Scoring ... smile

Toast

It's about two or three weeks I bake the same basic bread ... I had a short discussion with Dan DiMuzio and I'm following his suggestion: "mastering bread one variety at a time, great bread baking is all about mastering the process, etc.". So I'm baking only a basic sourdough bread, that is a "Pain au Levain" with small adjustment in the process. I hear a voice in my mind - learn from the dough - and I think I'm mad.

The only thing I play with is scoring, and this is what I define "smile scoring".

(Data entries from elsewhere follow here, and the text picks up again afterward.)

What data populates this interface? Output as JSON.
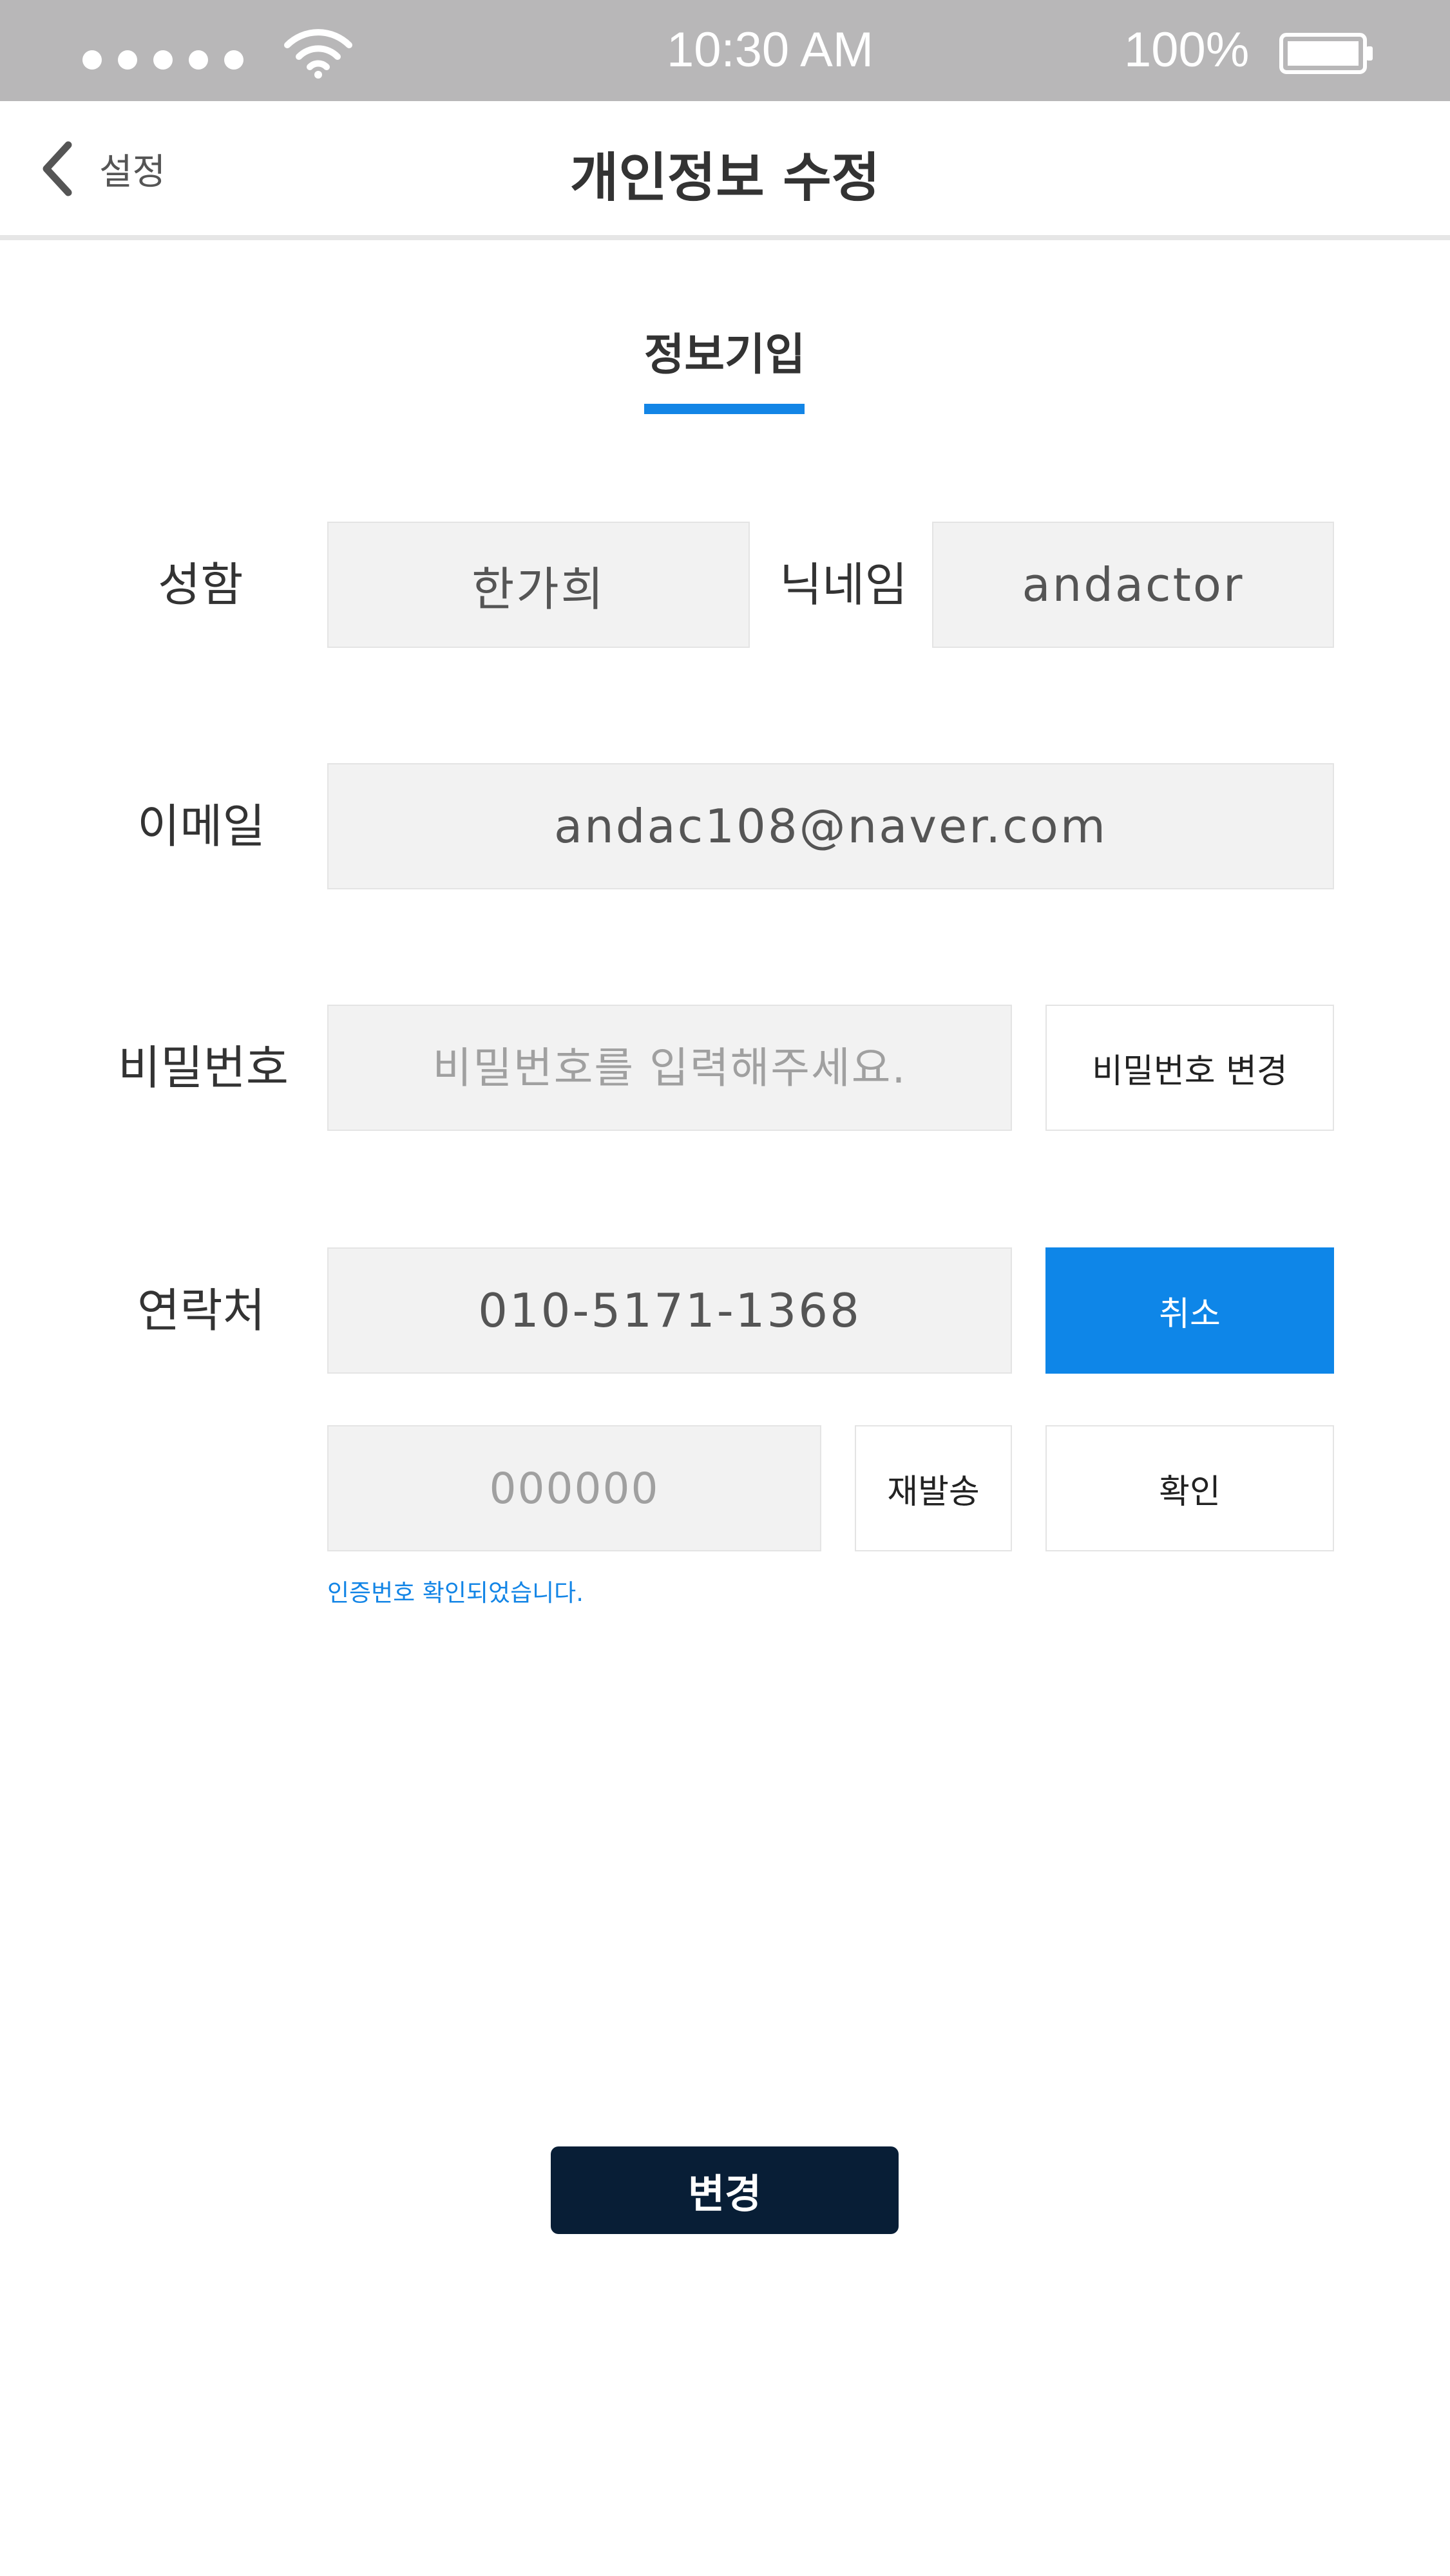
{
  "status_bar": {
    "signal_icon": "signal-dots-icon",
    "wifi_icon": "wifi-icon",
    "time": "10:30 AM",
    "battery_percent": "100%",
    "battery_icon": "battery-icon",
    "battery_level": 1.0
  },
  "nav": {
    "back_icon": "chevron-left-icon",
    "back_label": "설정",
    "title": "개인정보 수정"
  },
  "section": {
    "tab_label": "정보기입",
    "accent_color": "#1385e6"
  },
  "form": {
    "name_label": "성함",
    "name_value": "한가희",
    "nickname_label": "닉네임",
    "nickname_value": "andactor",
    "email_label": "이메일",
    "email_value": "andac108@naver.com",
    "password_label": "비밀번호",
    "password_placeholder": "비밀번호를 입력해주세요.",
    "password_change_button": "비밀번호 변경",
    "contact_label": "연락처",
    "contact_value": "010-5171-1368",
    "cancel_button": "취소",
    "code_placeholder": "000000",
    "resend_button": "재발송",
    "confirm_button": "확인",
    "verify_status": "인증번호 확인되었습니다."
  },
  "submit": {
    "label": "변경",
    "color": "#081e36"
  }
}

                                                          

and this is the final effect:

              

 

Giovanni

A couple weeks ago, I made some French Rolls and Mini-Baguettes and I too played with the scoring.

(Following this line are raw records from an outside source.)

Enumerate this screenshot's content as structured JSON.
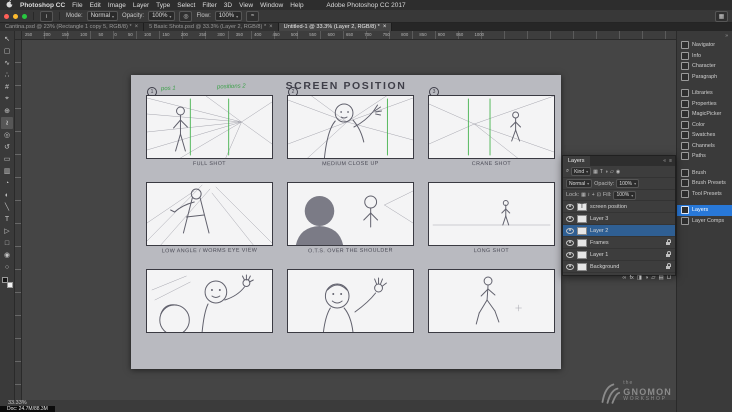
{
  "menubar": {
    "title": "Adobe Photoshop CC 2017",
    "items": [
      "Photoshop CC",
      "File",
      "Edit",
      "Image",
      "Layer",
      "Type",
      "Select",
      "Filter",
      "3D",
      "View",
      "Window",
      "Help"
    ]
  },
  "options_bar": {
    "tool_glyph": "≀",
    "mode_label": "Mode:",
    "mode_value": "Normal",
    "opacity_label": "Opacity:",
    "opacity_value": "100%",
    "flow_label": "Flow:",
    "flow_value": "100%",
    "workspace_glyph": "▦"
  },
  "tabs": [
    {
      "label": "Cantina.psd @ 23% (Rectangle 1 copy 5, RGB/8) *"
    },
    {
      "label": "5 Basic Shots.psd @ 33.3% (Layer 2, RGB/8) *"
    },
    {
      "label": "Untitled-1 @ 33.3% (Layer 2, RGB/8) *"
    }
  ],
  "ruler": {
    "h_numbers": "250 200 150 100 50 0 50 100 150 200 250 300 350 400 450 500 550 600 650 700 750 800 850 900 950 1000"
  },
  "toolbar": {
    "tools": [
      {
        "name": "move",
        "glyph": "↖"
      },
      {
        "name": "marquee",
        "glyph": "▢"
      },
      {
        "name": "lasso",
        "glyph": "∿"
      },
      {
        "name": "quick-selection",
        "glyph": "∴"
      },
      {
        "name": "crop",
        "glyph": "#"
      },
      {
        "name": "eyedropper",
        "glyph": "⌖"
      },
      {
        "name": "healing-brush",
        "glyph": "⊕"
      },
      {
        "name": "brush",
        "glyph": "≀"
      },
      {
        "name": "clone-stamp",
        "glyph": "◎"
      },
      {
        "name": "history-brush",
        "glyph": "↺"
      },
      {
        "name": "eraser",
        "glyph": "▭"
      },
      {
        "name": "gradient",
        "glyph": "▥"
      },
      {
        "name": "blur",
        "glyph": "◔"
      },
      {
        "name": "dodge",
        "glyph": "◐"
      },
      {
        "name": "pen",
        "glyph": "╲"
      },
      {
        "name": "type",
        "glyph": "T"
      },
      {
        "name": "path-selection",
        "glyph": "▷"
      },
      {
        "name": "shape",
        "glyph": "□"
      },
      {
        "name": "hand",
        "glyph": "◉"
      },
      {
        "name": "zoom",
        "glyph": "○"
      }
    ]
  },
  "right_rail": {
    "collapse_glyph": "»",
    "items": [
      "Navigator",
      "Info",
      "Character",
      "Paragraph",
      "Libraries",
      "Properties",
      "MagicPicker",
      "Color",
      "Swatches",
      "Channels",
      "Paths",
      "Brush",
      "Brush Presets",
      "Tool Presets",
      "Layers",
      "Layer Comps"
    ]
  },
  "layers_panel": {
    "title": "Layers",
    "collapse_glyph": "«",
    "menu_glyph": "≡",
    "search_glyph": "⌕",
    "filter_label": "Kind",
    "filter_icons": [
      "▦",
      "T",
      "◑",
      "▱",
      "◉"
    ],
    "blend_mode": "Normal",
    "opacity_label": "Opacity:",
    "opacity_value": "100%",
    "lock_label": "Lock:",
    "lock_icons": [
      "▦",
      "≀",
      "+",
      "⊡"
    ],
    "fill_label": "Fill:",
    "fill_value": "100%",
    "layers": [
      {
        "name": "screen position",
        "thumb": "T",
        "locked": false,
        "selected": false
      },
      {
        "name": "Layer 3",
        "thumb": "",
        "locked": false,
        "selected": false
      },
      {
        "name": "Layer 2",
        "thumb": "",
        "locked": false,
        "selected": true
      },
      {
        "name": "Frames",
        "thumb": "",
        "locked": true,
        "selected": false
      },
      {
        "name": "Layer 1",
        "thumb": "",
        "locked": true,
        "selected": false
      },
      {
        "name": "Background",
        "thumb": "",
        "locked": true,
        "selected": false
      }
    ],
    "footer_icons": [
      "∞",
      "fx",
      "◨",
      "◑",
      "▱",
      "▤",
      "⊔"
    ]
  },
  "canvas": {
    "title": "SCREEN POSITION",
    "notes": {
      "a": "pos 1",
      "b": "positions 2"
    },
    "panel_numbers": [
      "1",
      "2",
      "3"
    ],
    "panels": [
      {
        "caption": "FULL SHOT"
      },
      {
        "caption": "MEDIUM CLOSE UP"
      },
      {
        "caption": "CRANE SHOT"
      },
      {
        "caption": "LOW ANGLE / WORMS EYE VIEW"
      },
      {
        "caption": "O.T.S. OVER THE SHOULDER"
      },
      {
        "caption": "LONG SHOT"
      },
      {
        "caption": ""
      },
      {
        "caption": ""
      },
      {
        "caption": ""
      }
    ]
  },
  "status_bar": {
    "zoom": "33.33%",
    "doc": "Doc: 24.7M/88.3M"
  },
  "watermark": {
    "the": "the",
    "name": "GNOMON",
    "workshop": "WORKSHOP"
  },
  "ui": {
    "close": "×",
    "caret": "▾"
  },
  "colors": {
    "accent_blue": "#2878d8",
    "layer_selection_blue": "#2f5f93",
    "annotation_green": "#3da14a",
    "traffic_red": "#ff5f57",
    "traffic_yellow": "#febc2e",
    "traffic_green": "#28c840"
  }
}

I named my Rolls "Grinning Ear to Ear" and they are very similar to your "Smile Loaf".

Don

Hello Don,

Could you please explain your shaping technique to get those lovely mini-baguettes?

Thanks

 

The shaping for the mini-baguettes is pretty simple. I just roll out the dough like for a mini-batard rather than mini-baguette because it is not that long. Starting from the center. i just roll and stretch the dough outward with both hands applying even pressure. When I get to the end, I just apply more pressure to taper the ends sharply to a point. Remember to roll only in one direction away from you and do not let the dough twist on itself. I find that I can only shape it like that  with a dough of 66 to 70% hydration maximum.

Don

Thank you Don, I'll give it a try. With any luck I'll get results as pretty as yours.

 

So is the cut down the middle or slightly off to the side?  That is too cool and I want to try.

Hi, Giovanni.

SteveB has it right, as usual. You don't have to score with a curved cut. The "smile" will be a natural result of a proper straight cut. Usually, it will open with the bloom centered if you make the cut just slightly to the left of the center of the loaf, if you are right handed.

Nice looking bread.

David

Toast

really, and thank for sharing it to the whole community of TFL! Cheers from Quito. Paolo

I just wanted to take a second to say a big THANK YOU to all of you who have shared your lives and your expertise with me!! I find I check for new posts more often than I do my email!!!!! I just love this site and the people on it!! You are all amazing!!! and Shiao---I am with you!! If this is Madness....I want to be MAD TOO!!!!!!

What a great idea.  After baking for a few years, I do a number of breads, but still wonder if I couldn't do better with each.  This approach, which should have been obvious, is the path I will now follow - mastering each bread before moving on to the next in the list.  Thanks for passing along Dan's suggestion.  i like the scoring example too.